Sozial- und Gesundheitsminister Rudolf Anschober betonte bei einer Pressekonferenz, dazu befragt, dass er es begrüße, wenn es - hoffentlich möglichst rasch - zu einer Entscheidung kommt.
Die Grünen hatten sich immer gegen die unterschiedliche Höhe der Familienbeihilfe für inländische und ausländische Arbeitnehmer ausgesprochen. Anschober bei der Pressekonferenz: "Wir merken ja jetzt, wie wichtig die 24-Stunden-Betreuerinnen als Teil unseres Systems sind. Sonst würden ja auch nicht ganze Züge für sie neu organisiert."

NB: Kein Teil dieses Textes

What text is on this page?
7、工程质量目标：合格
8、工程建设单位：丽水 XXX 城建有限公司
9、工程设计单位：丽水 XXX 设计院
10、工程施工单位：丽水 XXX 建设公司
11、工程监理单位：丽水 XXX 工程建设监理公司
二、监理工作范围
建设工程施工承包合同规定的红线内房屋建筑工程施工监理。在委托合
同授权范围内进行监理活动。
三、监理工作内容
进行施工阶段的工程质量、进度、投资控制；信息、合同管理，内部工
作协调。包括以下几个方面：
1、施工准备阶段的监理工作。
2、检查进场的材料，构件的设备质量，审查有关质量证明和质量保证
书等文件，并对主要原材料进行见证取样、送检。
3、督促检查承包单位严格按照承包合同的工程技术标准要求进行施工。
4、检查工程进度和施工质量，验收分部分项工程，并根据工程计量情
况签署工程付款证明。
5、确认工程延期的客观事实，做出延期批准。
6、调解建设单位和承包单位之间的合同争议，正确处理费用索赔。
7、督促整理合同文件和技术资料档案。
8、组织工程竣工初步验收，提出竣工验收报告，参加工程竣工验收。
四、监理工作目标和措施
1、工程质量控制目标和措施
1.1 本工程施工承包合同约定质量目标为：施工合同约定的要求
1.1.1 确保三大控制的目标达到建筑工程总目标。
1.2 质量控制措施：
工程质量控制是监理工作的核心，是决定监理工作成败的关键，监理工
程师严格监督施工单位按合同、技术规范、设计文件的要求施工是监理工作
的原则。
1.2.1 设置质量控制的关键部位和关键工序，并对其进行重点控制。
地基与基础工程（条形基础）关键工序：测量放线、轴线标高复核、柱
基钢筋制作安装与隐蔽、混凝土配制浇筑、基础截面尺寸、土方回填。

Und seine persönliche Meinung zu dieser Frage? "Aus meiner persönlichen Position habe ich nie ein Geheimnis gemacht. Ich glaube, dass man mit den Betroffenen sehr fair umgehen muss."
"Frage der Gerechtigkeit"
Für Familienministerin Christine Aschbacher (ÖVP) ist die Indexierung hingegen eine "Frage der Gerechtigkeit". "Es steht der EU-Kommission frei, den EuGH zu befassen, wenn diese Zweifel an der europarechtlichen Vereinbarkeit der Indexierung hat", teilte Aschbacher in einer ersten Reaktion mit. Nun liege es am EuGH darüber zu befinden. "Für uns bleibt es aufgrund der unterschiedlichen Lebenserhaltungskosten in der EU weiterhin eine Frage der Gerechtigkeit", erklärte die Ministerin. Laufende Verfahren würden jedoch nicht weiter kommentiert.

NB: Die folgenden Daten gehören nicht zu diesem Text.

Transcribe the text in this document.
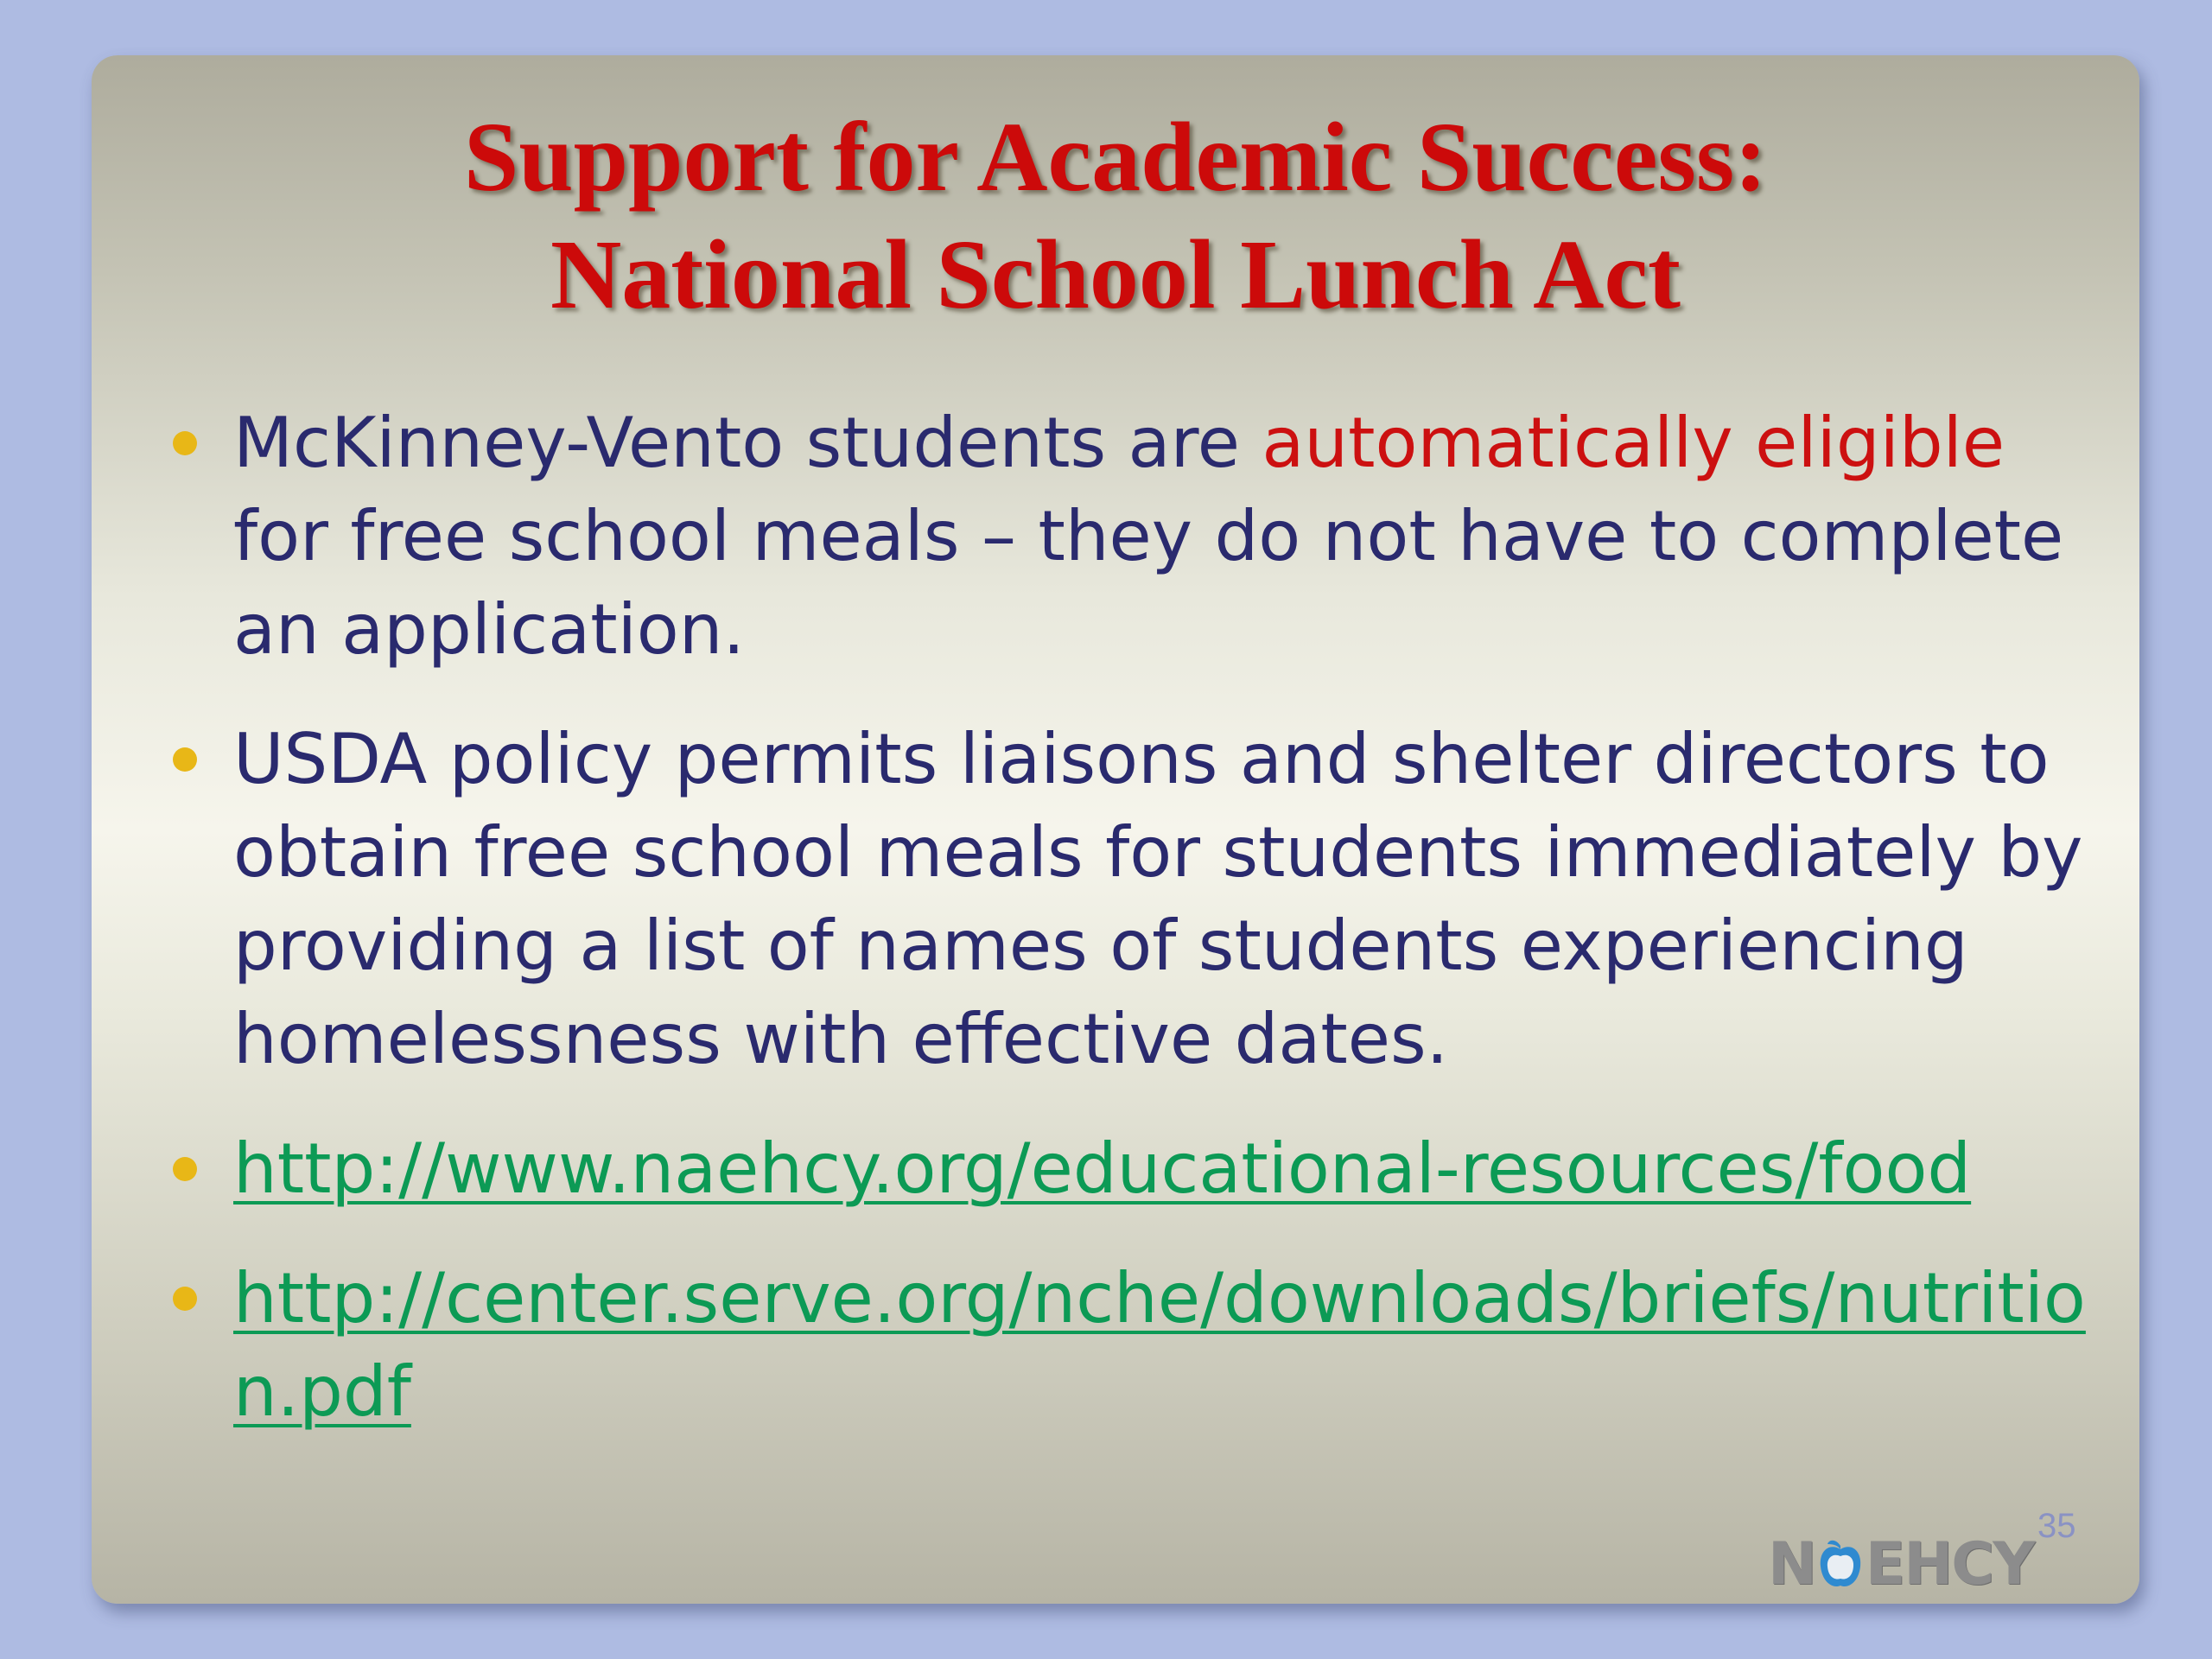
Support for Academic Success:
National School Lunch Act
McKinney-Vento students are automatically eligible for free school meals – they do not have to complete an application.
USDA policy permits liaisons and shelter directors to obtain free school meals for students immediately by providing a list of names of students experiencing homelessness with effective dates.
http://www.naehcy.org/educational-resources/food
http://center.serve.org/nche/downloads/briefs/nutrition.pdf
N EHCY
35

Die SPÖ-Europaabgeordneten Andreas Schieder und Evelyn Regner sehen in der heutigen Entscheidung der EU-Kommission hingegen "ein wichtiges Signal für mehr Gerechtigkeit". SPÖ-Obfrau Pamela-Rendi-Wagner sagte am Rande einer Pressekonferenz: "Wir haben immer gesagt, es muss auf jeden Fall EU-konform sein. Das ist es offenbar nicht."
Zweiter Korridorzug
Mit dem zweiten Korridorzug aus Rumänien sind am Donnerstag 103 weitere 24-Stunden-Betreuerinnen in Österreich angekommen. Das bestätigte der Fachverband der Personenbetreuung der Wirtschaftskammer der APA. Die Pflegekräfte werden in einem Hotel am Flughafen Wien-Schwechat auf das Coronavirus getestet. Bei einem negativen Test können sie ihre Tätigkeit bei den Familien aufnehmen.
Der erste Korridorzug mit rund 80 Pflegerinnen und Pflegern war am Montag angekommen. Alle Insassen waren Covid-negativ. Am Dienstag fuhren 45 Pflegekräfte von Österreich nach Rumänien zurück. 92 Personen folgen am Freitag. Die Rumäninnen müssen bei ihrer Einreise in die Heimat 14 Tage in Quarantäne. Viele rumänischen Pflegerinnen hatten ihren Turnus in Österreich um Wochen verlängert.
Eine weitere Verbindung am 17. und 20. Mai steht bereits zur Buchung offen. Zudem besteht die Option auf Verbindungen am 24. und 27. Mai. In jedem Zug gibt es 300 buchbare Plätze für Vermittlungsagenturen und 50 Plätze für Privatpersonen. Nur Personenbetreuerinnen mit aufrechter Gewerbeberechtigung dürfen mitfahren. Die Kosten für den Transport inklusive einer Übernachtung im Hotel und Coronatest betragen 279 Euro.
Rund 33.000 Personen sind in Österreich auf die 24-Stunden-Pflege angewiesen. Rund 60.000 Pflegekräfte betreuen diese Menschen, etwa die Hälfte davon kommt aus Rumänien.